The second and fifth categories, analyses of ‘general trends’ and ‘specific sectors’, signal a turn towards descriptive, data-driven work. The third and fourth categories, however, retain traces of the older developmentalist ethos: strengthening governments’ negotiating capacity, analysing social and cultural impact. But even here, the subject of concern is ‘governments,’ not ‘communities’ or ‘peoples.’ In practice, the Centre’s research was oriented towards assisting Southern governments in policy and negotiation, rather than representing the social concerns of the communities affected by corporate activity.

Reading the Silences: Peoples, States, and Corporations

If the North–South tension structured the UNCTC’s external environment, the archive may also reveal another kind of tension, one that runs through the South itself. In the 1970s, the UNCTC could be read as a platform for the collective voice of developing states, organised through the Group of 77. Yet, as the 1980s wore on, the vocabulary of collective emancipation faded. The Centre’s audience became increasingly technocratic: ministries of industry, investment agencies, and legal offices, not farmers, workers, or community movements.

In 1983, the research agenda includes: ‘The Centre’s research is to examine the role of transnational corporations in relation to broader aspects of the development process, such as its social and cultural dimensions, human rights, environmental issues, etc.’ But by 1985, the report does not mention human rights or labour even once.

Such acknowledgement of social, cultural, and human rights concerns recognises that the global corporate economy about the fabric of everyday life of peoples and not just a regulation issue for the states which are concerned with ‘strengthening capacity’ ‘efficiency’ and ‘leverage’. But even when these concerns showed up they were not actually taken into account. While several Southern governments sought to attract foreign investment in mining or agribusiness, affected communities and labour movements increasingly contested the social and environmental impacts, conflicts that never appear in the UNCTC’s research priorities.
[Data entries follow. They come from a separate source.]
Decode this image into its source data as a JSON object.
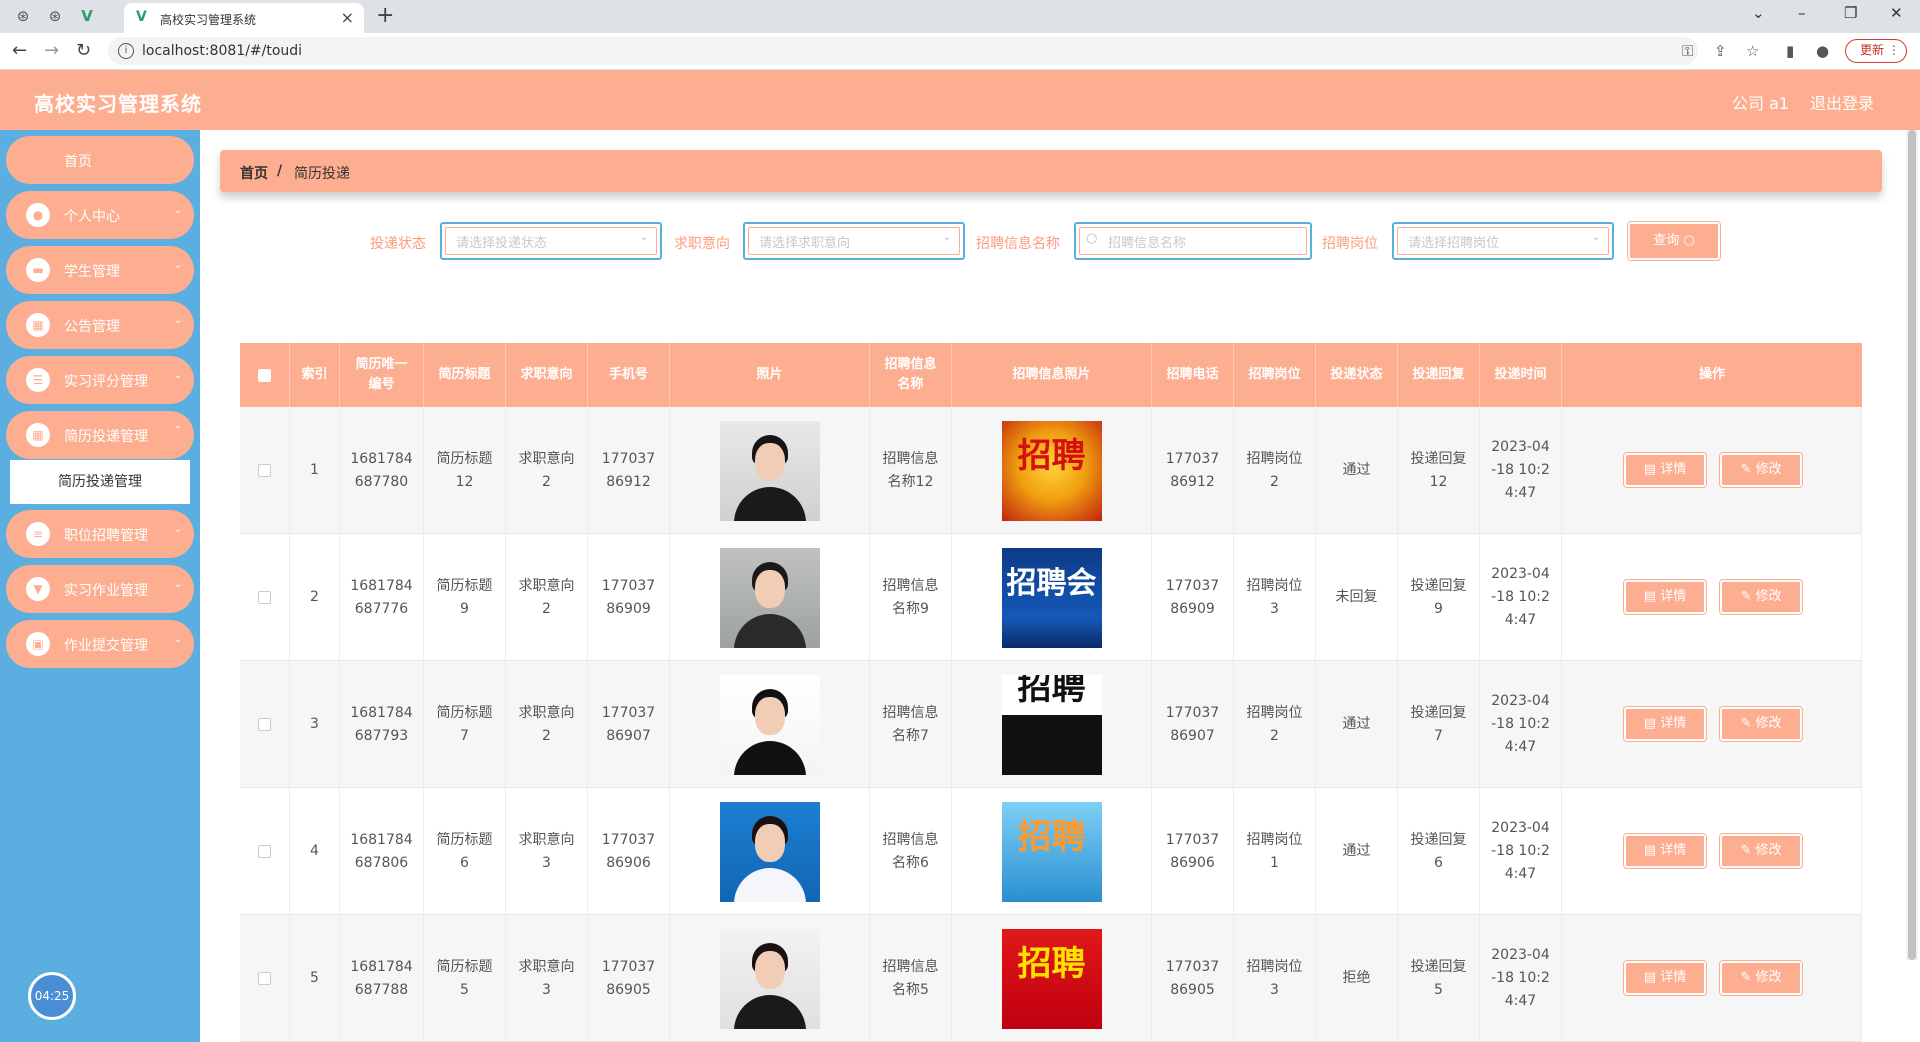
{
  "browser": {
    "tab_title": "高校实习管理系统",
    "url": "localhost:8081/#/toudi",
    "update_label": "更新"
  },
  "header": {
    "title": "高校实习管理系统",
    "user": "公司 a1",
    "logout": "退出登录"
  },
  "sidebar": {
    "items": [
      {
        "label": "首页"
      },
      {
        "label": "个人中心"
      },
      {
        "label": "学生管理"
      },
      {
        "label": "公告管理"
      },
      {
        "label": "实习评分管理"
      },
      {
        "label": "简历投递管理"
      },
      {
        "label": "职位招聘管理"
      },
      {
        "label": "实习作业管理"
      },
      {
        "label": "作业提交管理"
      }
    ],
    "submenu_active": "简历投递管理",
    "timer": "04:25"
  },
  "breadcrumb": {
    "home": "首页",
    "sep": "/",
    "current": "简历投递"
  },
  "filters": {
    "status_label": "投递状态",
    "status_placeholder": "请选择投递状态",
    "intent_label": "求职意向",
    "intent_placeholder": "请选择求职意向",
    "info_label": "招聘信息名称",
    "info_placeholder": "招聘信息名称",
    "post_label": "招聘岗位",
    "post_placeholder": "请选择招聘岗位",
    "query_label": "查询"
  },
  "table": {
    "headers": {
      "index": "索引",
      "resume_no": "简历唯一编号",
      "resume_title": "简历标题",
      "intent": "求职意向",
      "phone": "手机号",
      "photo": "照片",
      "info_name": "招聘信息名称",
      "info_photo": "招聘信息照片",
      "recruit_phone": "招聘电话",
      "post": "招聘岗位",
      "status": "投递状态",
      "reply": "投递回复",
      "time": "投递时间",
      "ops": "操作"
    },
    "detail_label": "详情",
    "edit_label": "修改",
    "rows": [
      {
        "index": "1",
        "resume_no": "1681784687780",
        "resume_title": "简历标题12",
        "intent": "求职意向2",
        "phone": "17703786912",
        "info_name": "招聘信息名称12",
        "recruit_phone": "17703786912",
        "post": "招聘岗位2",
        "status": "通过",
        "reply": "投递回复12",
        "time": "2023-04-18 10:24:47",
        "poster_text": "招聘"
      },
      {
        "index": "2",
        "resume_no": "1681784687776",
        "resume_title": "简历标题9",
        "intent": "求职意向2",
        "phone": "17703786909",
        "info_name": "招聘信息名称9",
        "recruit_phone": "17703786909",
        "post": "招聘岗位3",
        "status": "未回复",
        "reply": "投递回复9",
        "time": "2023-04-18 10:24:47",
        "poster_text": "招聘会"
      },
      {
        "index": "3",
        "resume_no": "1681784687793",
        "resume_title": "简历标题7",
        "intent": "求职意向2",
        "phone": "17703786907",
        "info_name": "招聘信息名称7",
        "recruit_phone": "17703786907",
        "post": "招聘岗位2",
        "status": "通过",
        "reply": "投递回复7",
        "time": "2023-04-18 10:24:47",
        "poster_text": "招聘"
      },
      {
        "index": "4",
        "resume_no": "1681784687806",
        "resume_title": "简历标题6",
        "intent": "求职意向3",
        "phone": "17703786906",
        "info_name": "招聘信息名称6",
        "recruit_phone": "17703786906",
        "post": "招聘岗位1",
        "status": "通过",
        "reply": "投递回复6",
        "time": "2023-04-18 10:24:47",
        "poster_text": "招聘"
      },
      {
        "index": "5",
        "resume_no": "1681784687788",
        "resume_title": "简历标题5",
        "intent": "求职意向3",
        "phone": "17703786905",
        "info_name": "招聘信息名称5",
        "recruit_phone": "17703786905",
        "post": "招聘岗位3",
        "status": "拒绝",
        "reply": "投递回复5",
        "time": "2023-04-18 10:24:47",
        "poster_text": "招聘"
      }
    ]
  },
  "colors": {
    "accent": "#fdae90",
    "sidebar": "#5bafe0"
  }
}
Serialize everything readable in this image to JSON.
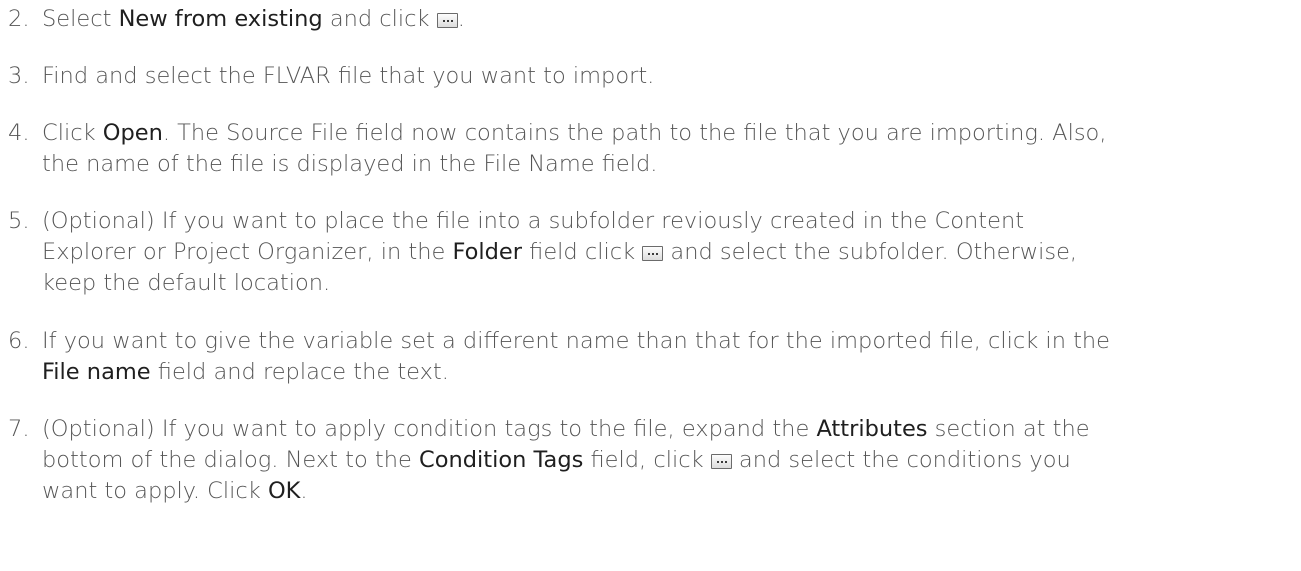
{
  "steps": [
    {
      "number": "2.",
      "parts": [
        {
          "t": "text",
          "v": "Select "
        },
        {
          "t": "bold",
          "v": "New from existing"
        },
        {
          "t": "text",
          "v": " and click "
        },
        {
          "t": "icon",
          "v": "browse-button-icon"
        },
        {
          "t": "text",
          "v": "."
        }
      ]
    },
    {
      "number": "3.",
      "parts": [
        {
          "t": "text",
          "v": "Find and select the FLVAR file that you want to import."
        }
      ]
    },
    {
      "number": "4.",
      "parts": [
        {
          "t": "text",
          "v": "Click "
        },
        {
          "t": "bold",
          "v": "Open"
        },
        {
          "t": "text",
          "v": ". The Source File field now contains the path to the file that you are importing. Also,"
        },
        {
          "t": "br"
        },
        {
          "t": "text",
          "v": "the name of the file is displayed in the File Name field."
        }
      ]
    },
    {
      "number": "5.",
      "parts": [
        {
          "t": "text",
          "v": "(Optional) If you want to place the file into a subfolder  reviously created in the Content"
        },
        {
          "t": "br"
        },
        {
          "t": "text",
          "v": "Explorer or Project Organizer, in the "
        },
        {
          "t": "bold",
          "v": "Folder"
        },
        {
          "t": "text",
          "v": " field click "
        },
        {
          "t": "icon",
          "v": "browse-button-icon"
        },
        {
          "t": "text",
          "v": " and select the subfolder. Otherwise,"
        },
        {
          "t": "br"
        },
        {
          "t": "text",
          "v": "keep the default location."
        }
      ]
    },
    {
      "number": "6.",
      "parts": [
        {
          "t": "text",
          "v": "If you want to give the variable set a different name than that for the imported file, click in the"
        },
        {
          "t": "br"
        },
        {
          "t": "bold",
          "v": "File name"
        },
        {
          "t": "text",
          "v": " field and replace the text."
        }
      ]
    },
    {
      "number": "7.",
      "parts": [
        {
          "t": "text",
          "v": "(Optional) If you want to apply condition tags to the file, expand the "
        },
        {
          "t": "bold",
          "v": "Attributes"
        },
        {
          "t": "text",
          "v": " section at the"
        },
        {
          "t": "br"
        },
        {
          "t": "text",
          "v": "bottom of the dialog. Next to the "
        },
        {
          "t": "bold",
          "v": "Condition Tags"
        },
        {
          "t": "text",
          "v": " field, click "
        },
        {
          "t": "icon",
          "v": "browse-button-icon"
        },
        {
          "t": "text",
          "v": " and select the conditions you"
        },
        {
          "t": "br"
        },
        {
          "t": "text",
          "v": "want to apply. Click "
        },
        {
          "t": "bold",
          "v": "OK"
        },
        {
          "t": "text",
          "v": "."
        }
      ]
    }
  ]
}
This evolution suggests a move from the language of struggle to the language of management. Yet the archive is not only a record of retreat. Its silences and cautious phrases remind us that bureaucratic documents are themselves sites of political tension. Revisiting them today reveals both what was lost and what remained possible: a vision of global economic governance accountable not only to states or corporations, but to the people whose lives it shapes.